Aux origines du groupe jihadiste

Al-Shabab – « les jeunes », en arabe – émerge vers 2007 dans le Cabo Delgado, province à majorité musulmane. Ce réseau de jeunes prédicateurs et d’étudiants salafistes, né d’une scission au sein du Conseil islamique du Mozambique (Cislamo), organisation reconnue par le gouvernement, s’oppose à l’islam soufi local. S’inspirant notamment des thèses rigoristes du Kényan Aboud Rogo, tué en 2012 à Mombasa, ils créent des écoles coraniques et construisent des mosquées. Ils assoient peu à peu leur emprise sur le terrain, en s’appuyant sur le sentiment d’exclusion ethnique, économique et politique qui prévaut dans cette région défavorisée.

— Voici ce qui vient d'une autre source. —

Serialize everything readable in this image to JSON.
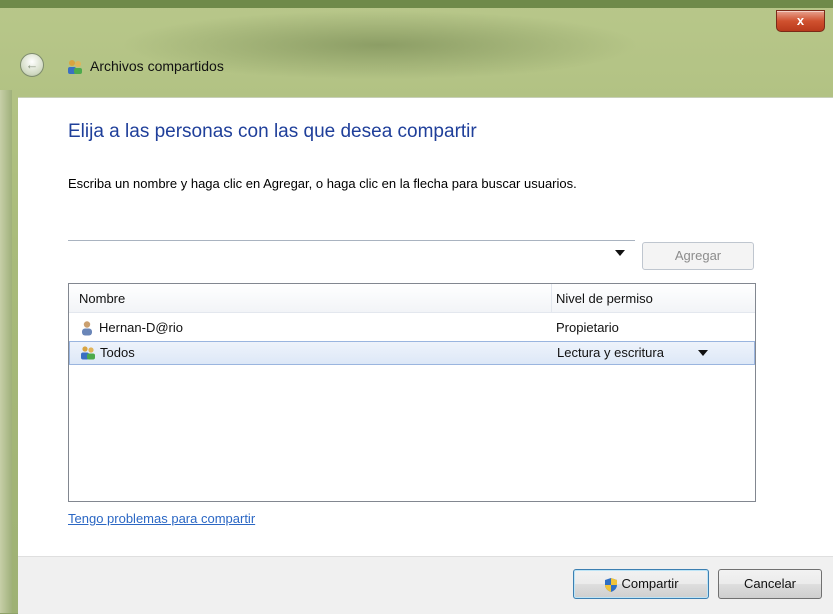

Le groupe entend faire appliquer la charia sur les zones qu’il contrôle. Les affrontements avec les services de sécurité mozambicains se multiplient et les insurgés se militarisent. Le 5 octobre 2017, Al-Shabab lance sa première offensive, en attaquant des postes de police de la ville côtière de Mocímboa da Praia. C’est le début d’un cycle de violences qui n’a cessé de s’accentuer depuis.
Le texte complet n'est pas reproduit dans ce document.